Ее душа разительно отличалась не только от моей, но и от многих других знакомых мне душ – неоднозначных, неопределенных, в самом своем основании выстроенных на противоречии, на двусмысленности, на межстрочном прочтении.
– Я потому и сказала тебе, чтобы ты не уходил надолго. Ты мне нравишься… и я не хочу без тебя. Но я и одна не могу. – Она помолчала, но тут же продолжила: – Ты не уйдешь, не исчезнешь?
Она смотрела на меня, ее голос, тихий, проникновенный, лишенный и намека на лукавство, проник в меня просьбой, мольбой.
Я почувствовал, как внутри, там, где должна ютиться душа, образовался маленький, прозрачный, очищающий родничок. Будто душу смазали лечебным, отпускающим все боли, все тревоги бальзамом. Я повернулся и сразу оказался на Танином упругом, легко принявшем меня теле, сжал пальцами ее ладони, раскинул их широко в стороны, до предела, она не противилась. Мы стали одним сведенным, сбитым из двух разнородных половинок крестом – моя грудь вдавилась в ее грудь, мой живот в ее, ноги вытянулись вдоль ее ног. На таких крестах римляне распинали ранних христиан.
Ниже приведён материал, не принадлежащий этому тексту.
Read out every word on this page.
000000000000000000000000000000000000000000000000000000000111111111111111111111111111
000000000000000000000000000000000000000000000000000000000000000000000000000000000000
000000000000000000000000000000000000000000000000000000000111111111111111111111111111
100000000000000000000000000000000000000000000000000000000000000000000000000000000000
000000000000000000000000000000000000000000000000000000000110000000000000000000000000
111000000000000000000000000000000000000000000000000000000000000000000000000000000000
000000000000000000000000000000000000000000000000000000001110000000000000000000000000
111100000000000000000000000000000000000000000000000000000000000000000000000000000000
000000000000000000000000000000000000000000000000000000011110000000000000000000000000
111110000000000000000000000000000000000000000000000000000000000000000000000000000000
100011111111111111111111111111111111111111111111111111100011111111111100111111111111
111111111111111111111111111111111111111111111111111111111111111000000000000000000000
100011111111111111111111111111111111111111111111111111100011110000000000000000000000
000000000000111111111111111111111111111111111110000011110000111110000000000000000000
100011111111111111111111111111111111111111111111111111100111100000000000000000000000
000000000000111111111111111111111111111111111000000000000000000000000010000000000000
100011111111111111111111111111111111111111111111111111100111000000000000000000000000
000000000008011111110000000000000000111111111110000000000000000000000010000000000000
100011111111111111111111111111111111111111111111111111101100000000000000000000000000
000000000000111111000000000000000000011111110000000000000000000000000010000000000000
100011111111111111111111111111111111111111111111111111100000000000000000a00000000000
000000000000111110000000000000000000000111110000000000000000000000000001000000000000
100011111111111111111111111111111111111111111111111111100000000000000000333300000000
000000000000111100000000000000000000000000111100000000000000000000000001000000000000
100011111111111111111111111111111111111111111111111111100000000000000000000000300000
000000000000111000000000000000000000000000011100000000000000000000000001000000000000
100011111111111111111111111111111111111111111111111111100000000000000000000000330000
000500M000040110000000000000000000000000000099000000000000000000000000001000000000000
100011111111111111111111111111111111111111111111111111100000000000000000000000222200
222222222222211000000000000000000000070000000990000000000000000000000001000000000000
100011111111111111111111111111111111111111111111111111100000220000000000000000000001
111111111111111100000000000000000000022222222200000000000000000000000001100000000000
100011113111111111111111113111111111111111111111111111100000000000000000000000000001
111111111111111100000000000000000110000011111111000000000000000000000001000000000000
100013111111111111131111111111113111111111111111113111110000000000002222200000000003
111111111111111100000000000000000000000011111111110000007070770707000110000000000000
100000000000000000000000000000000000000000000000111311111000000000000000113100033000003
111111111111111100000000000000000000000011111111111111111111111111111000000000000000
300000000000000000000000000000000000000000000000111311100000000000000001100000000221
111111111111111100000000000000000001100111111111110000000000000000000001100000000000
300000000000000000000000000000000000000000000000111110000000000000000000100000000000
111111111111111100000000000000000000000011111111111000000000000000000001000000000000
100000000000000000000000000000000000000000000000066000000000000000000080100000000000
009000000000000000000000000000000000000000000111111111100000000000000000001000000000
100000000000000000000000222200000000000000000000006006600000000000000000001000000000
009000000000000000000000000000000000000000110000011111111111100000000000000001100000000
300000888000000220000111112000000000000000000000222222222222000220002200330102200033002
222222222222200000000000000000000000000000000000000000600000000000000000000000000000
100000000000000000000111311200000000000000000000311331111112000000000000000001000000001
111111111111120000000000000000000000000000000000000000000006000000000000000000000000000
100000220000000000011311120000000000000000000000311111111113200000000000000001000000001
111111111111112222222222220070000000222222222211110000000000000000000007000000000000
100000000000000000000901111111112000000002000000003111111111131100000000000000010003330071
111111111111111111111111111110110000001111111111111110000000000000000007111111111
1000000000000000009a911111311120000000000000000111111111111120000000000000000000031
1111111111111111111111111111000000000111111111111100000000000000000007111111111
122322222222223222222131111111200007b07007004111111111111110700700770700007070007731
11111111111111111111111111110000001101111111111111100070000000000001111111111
Непонятно только было, кто из нас крест, а кто прибит к нему – я или она?
Я вжался в ее тело изо всех сил, пытаясь полностью слиться, пытаясь соединиться не только с ее телом, но и с растревоженной, светлой, излучающей ясный, неземной свет душой. Я бы мог пообещать ей в эту секунду все, что угодно. Я хотел пообещать, но мне удалось выдохнуть в ее приоткрытые, ищущие губы лишь одно:
– Я постараюсь, – выдохнул я.
Совсем рано, когда еще не рассвело и предчувствие утра оставалось всего лишь предчувствием, мы снова занимались любовью, недолго, но очень наполнено, уплотненно, когда интенсивность растягивает каждую секунду до предела, как сжатый напор воздуха растягивает воздушный резиновый шар. Когда каждое мгновение вбирает в себя столько обычного секундомерного времени, что оно начинает отсчитываться совсем по иным, лишенным линейной зависимости законам.
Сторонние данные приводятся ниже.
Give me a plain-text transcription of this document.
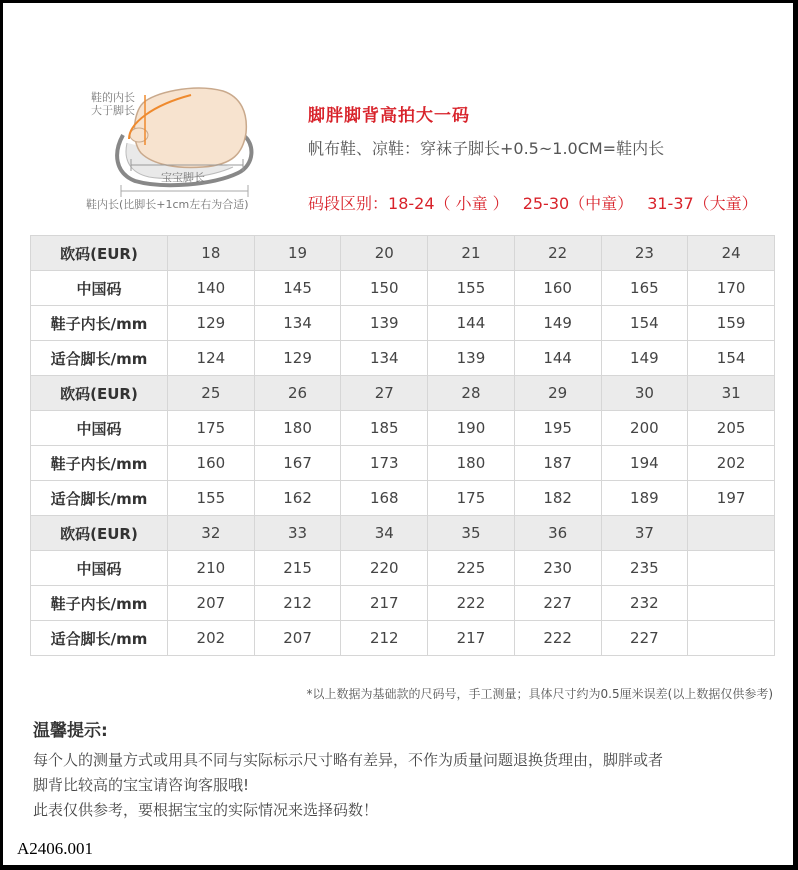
鞋的内长
大于脚长
宝宝脚长
鞋内长(比脚长+1cm左右为合适)
脚胖脚背高拍大一码
帆布鞋、凉鞋：穿袜子脚长+0.5~1.0CM=鞋内长
码段区别：18-24（ 小童 ） 25-30（中童） 31-37（大童）
欧码(EUR)	18	19	20	21	22	23	24
中国码	140	145	150	155	160	165	170
鞋子内长/mm	129	134	139	144	149	154	159
适合脚长/mm	124	129	134	139	144	149	154
欧码(EUR)	25	26	27	28	29	30	31
中国码	175	180	185	190	195	200	205
鞋子内长/mm	160	167	173	180	187	194	202
适合脚长/mm	155	162	168	175	182	189	197
欧码(EUR)	32	33	34	35	36	37	
中国码	210	215	220	225	230	235	
鞋子内长/mm	207	212	217	222	227	232	
适合脚长/mm	202	207	212	217	222	227	
*以上数据为基础款的尺码号，手工测量；具体尺寸约为0.5厘米误差(以上数据仅供参考)
温馨提示:
每个人的测量方式或用具不同与实际标示尺寸略有差异，不作为质量问题退换货理由，脚胖或者
脚背比较高的宝宝请咨询客服哦!
此表仅供参考，要根据宝宝的实际情况来选择码数！
A2406.001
Я еще лежал, приходя в себя, когда Таня встала, в едва затуманившемся рассветом мраке я видел разве что очертания, она потянулась, вскинула руки, стала в какую-то гимнастическую стойку – прогиб в спине, горделиво выставленная вперед грудь. Сделала два коротких балетных шажка на носочках, мне показалось, она сейчас принадлежит кошачьей породе, та же грация, все еще пропитанная желанием, но теперь успокоенным, удовлетворенным желанием.
– О-о-й-й… – протянула она длинно, и по голосу я догадался, что она улыбается, счастливо, безмятежно. – Как все-таки хорошо, – добавила она и засмеялась.
– Что хорошо? – спросил я из постели.